You might not think this is a necessary conversation but truly it is.
Do you know how many times I see student athletes walking into practice or a game with a Dunkin Donuts Koolatta or some other nutrient-lacking, chemical-laden fast food? All the time! You would be amazed at how many student athletes are overweight, go to their sport hung over, or struggling to control stress and anxiety during high pressure moments.
This demographic is not immune to the same temptations and health concerns of every one else. Although they exercise and are usually physically fit, they do not always have balanced fitness routine, they are not necessarily mentally or emotionally fit, nor are they eating foods that support the body’s need for nutrition and energy. In time, these bad habits will catch up to them. And for now, I guarantee, they are not playing as well as they could.
There was a recent article on the benefits of pilates for hockey players. From In Goal Magazine, “Hockey Players and Pilates Reformers“. It briefly discusses how pilates and yoga can help bring the body in balance.
“Hockey players spend most of their time in a crouched over position. Because of this, their bodies are extremely imbalanced.”
Physical fitness should not be the only focus of the student athlete. Mindfulness is becoming increasingly more popular among professional athletes says “The Mindful Athlete: Can Preventative Mental Health Improve Performance, Too?” on Vice Sports. Our brains cannot function when they are stressed and anxious. A calm, centered mind is more creative and capable of functioning in the most stressful environments.
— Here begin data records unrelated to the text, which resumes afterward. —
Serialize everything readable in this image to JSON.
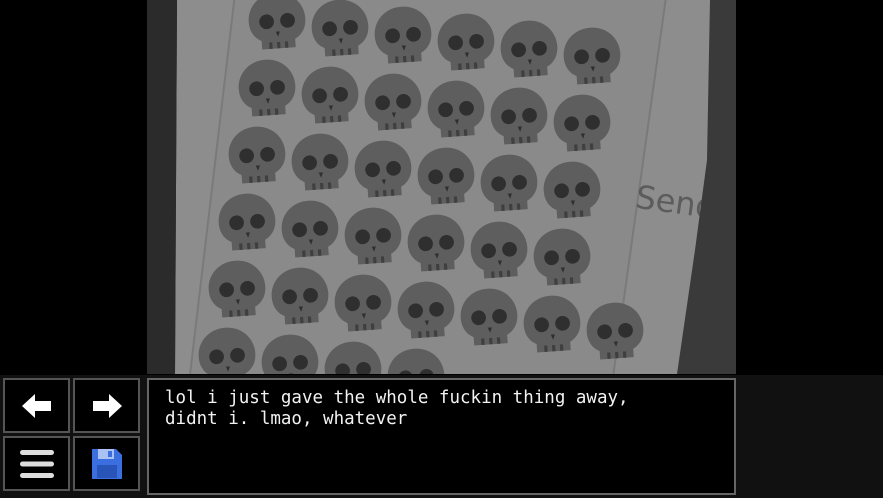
{
  "scene": {
    "description_icon": "skull-emoji-phone-icon",
    "send_label": "Send"
  },
  "controls": {
    "back_icon": "arrow-left-icon",
    "forward_icon": "arrow-right-icon",
    "menu_icon": "hamburger-menu-icon",
    "save_icon": "floppy-disk-icon"
  },
  "dialogue": {
    "text": "lol i just gave the whole fuckin thing away,\ndidnt i. lmao, whatever"
  },
  "colors": {
    "background": "#000000",
    "screen_gray": "#8a8a8a",
    "skull": "#5e5e5e",
    "save_blue": "#3b6fe0"
  }
}
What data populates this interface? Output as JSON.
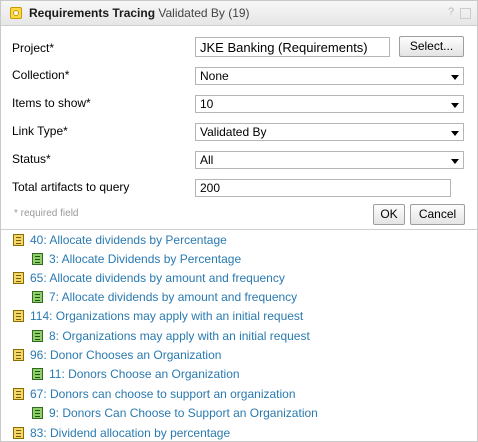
{
  "title": {
    "main": "Requirements Tracing",
    "sub": "Validated By (19)"
  },
  "form": {
    "project_label": "Project*",
    "project_value": "JKE Banking (Requirements)",
    "select_button": "Select...",
    "collection_label": "Collection*",
    "collection_value": "None",
    "items_label": "Items to show*",
    "items_value": "10",
    "linktype_label": "Link Type*",
    "linktype_value": "Validated By",
    "status_label": "Status*",
    "status_value": "All",
    "total_label": "Total artifacts to query",
    "total_value": "200",
    "required_note": "* required field",
    "ok_button": "OK",
    "cancel_button": "Cancel"
  },
  "results": [
    {
      "text": "40: Allocate dividends by Percentage",
      "level": 1,
      "icon": "requirement-icon"
    },
    {
      "text": "3: Allocate Dividends by Percentage",
      "level": 2,
      "icon": "test-case-icon"
    },
    {
      "text": "65: Allocate dividends by amount and frequency",
      "level": 1,
      "icon": "requirement-icon"
    },
    {
      "text": "7: Allocate dividends by amount and frequency",
      "level": 2,
      "icon": "test-case-icon"
    },
    {
      "text": "114: Organizations may apply with an initial request",
      "level": 1,
      "icon": "requirement-icon"
    },
    {
      "text": "8: Organizations may apply with an initial request",
      "level": 2,
      "icon": "test-case-icon"
    },
    {
      "text": "96: Donor Chooses an Organization",
      "level": 1,
      "icon": "requirement-icon"
    },
    {
      "text": "11: Donors Choose an Organization",
      "level": 2,
      "icon": "test-case-icon"
    },
    {
      "text": "67: Donors can choose to support an organization",
      "level": 1,
      "icon": "requirement-icon"
    },
    {
      "text": "9: Donors Can Choose to Support an Organization",
      "level": 2,
      "icon": "test-case-icon"
    },
    {
      "text": "83: Dividend allocation by percentage",
      "level": 1,
      "icon": "requirement-icon"
    }
  ]
}
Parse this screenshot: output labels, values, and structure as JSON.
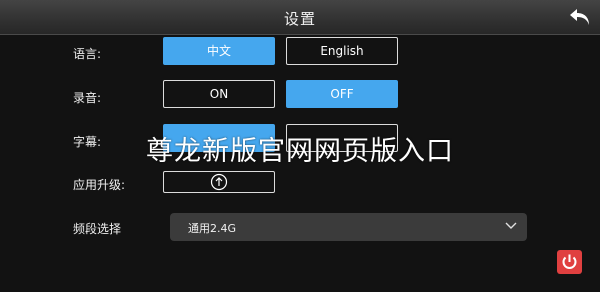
{
  "header": {
    "title": "设置",
    "back_icon": "back-arrow-icon"
  },
  "settings": {
    "language": {
      "label": "语言:",
      "options": [
        "中文",
        "English"
      ],
      "selected": "中文"
    },
    "recording": {
      "label": "录音:",
      "options": [
        "ON",
        "OFF"
      ],
      "selected": "OFF"
    },
    "subtitle": {
      "label": "字幕:"
    },
    "upgrade": {
      "label": "应用升级:",
      "icon": "upload-circle-icon"
    },
    "band": {
      "label": "频段选择",
      "value": "通用2.4G",
      "icon": "chevron-down-icon"
    }
  },
  "power": {
    "icon": "power-icon",
    "color": "#e04040"
  },
  "watermark": {
    "text": "尊龙新版官网网页版入口"
  },
  "colors": {
    "accent": "#45a7ee",
    "background": "#121212"
  }
}
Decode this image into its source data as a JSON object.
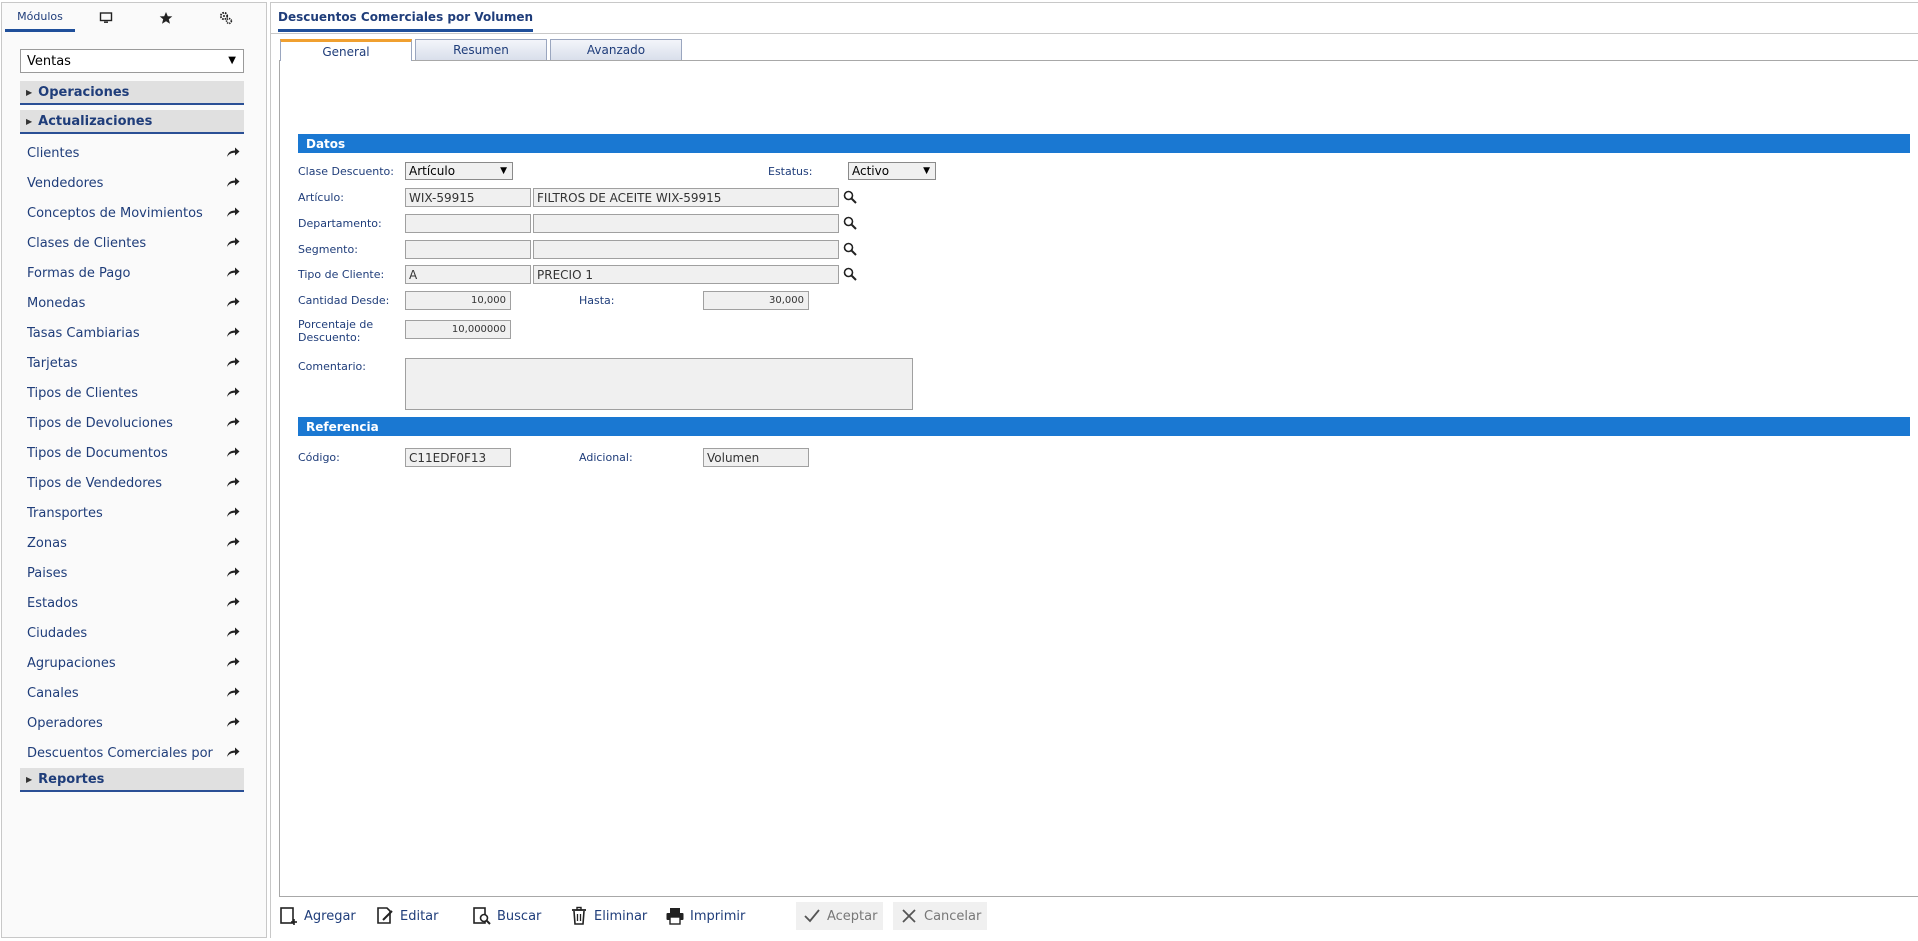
{
  "sidebar": {
    "tabs": {
      "modulos": "Módulos",
      "screen_icon": "monitor-icon",
      "fav_icon": "star-icon",
      "cfg_icon": "gears-icon"
    },
    "module_select": "Ventas",
    "sections": {
      "operaciones": "Operaciones",
      "actualizaciones": "Actualizaciones",
      "reportes": "Reportes"
    },
    "items": [
      "Clientes",
      "Vendedores",
      "Conceptos de Movimientos",
      "Clases de Clientes",
      "Formas de Pago",
      "Monedas",
      "Tasas Cambiarias",
      "Tarjetas",
      "Tipos de Clientes",
      "Tipos de Devoluciones",
      "Tipos de Documentos",
      "Tipos de Vendedores",
      "Transportes",
      "Zonas",
      "Paises",
      "Estados",
      "Ciudades",
      "Agrupaciones",
      "Canales",
      "Operadores",
      "Descuentos Comerciales por Volumen"
    ]
  },
  "main": {
    "title": "Descuentos Comerciales por Volumen",
    "tabs": {
      "general": "General",
      "resumen": "Resumen",
      "avanzado": "Avanzado"
    },
    "bands": {
      "datos": "Datos",
      "referencia": "Referencia"
    },
    "fields": {
      "clase_descuento": {
        "label": "Clase Descuento:",
        "value": "Artículo"
      },
      "estatus": {
        "label": "Estatus:",
        "value": "Activo"
      },
      "articulo": {
        "label": "Artículo:",
        "code": "WIX-59915",
        "desc": "FILTROS DE ACEITE WIX-59915"
      },
      "departamento": {
        "label": "Departamento:",
        "code": "",
        "desc": ""
      },
      "segmento": {
        "label": "Segmento:",
        "code": "",
        "desc": ""
      },
      "tipo_cliente": {
        "label": "Tipo de Cliente:",
        "code": "A",
        "desc": "PRECIO 1"
      },
      "cantidad_desde": {
        "label": "Cantidad Desde:",
        "value": "10,000"
      },
      "hasta": {
        "label": "Hasta:",
        "value": "30,000"
      },
      "porcentaje": {
        "label_line1": "Porcentaje de",
        "label_line2": "Descuento:",
        "value": "10,000000"
      },
      "comentario": {
        "label": "Comentario:",
        "value": ""
      },
      "codigo": {
        "label": "Código:",
        "value": "C11EDF0F13"
      },
      "adicional": {
        "label": "Adicional:",
        "value": "Volumen"
      }
    }
  },
  "toolbar": {
    "agregar": "Agregar",
    "editar": "Editar",
    "buscar": "Buscar",
    "eliminar": "Eliminar",
    "imprimir": "Imprimir",
    "aceptar": "Aceptar",
    "cancelar": "Cancelar"
  }
}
As a parent, I know how hard it can be to provide healthy meals and a balanced enviroment while running from rink to rink, game to game. Sometimes you do what you have to do and, from this, we helped to establish these bad habits. But teens can take control over their own behaviors and work with their parents and coaches to determine the best choices for them.
Health and wellness coaches, like myself, are available to work one-on-one with student athletes to determine what habits are holding them back and how they can take charge and perform at their preferred level of performance. Not all student athletes WANT to function at their optimal level and that is okay. For those that do, how they treat their mind and body should be as important as going to practice.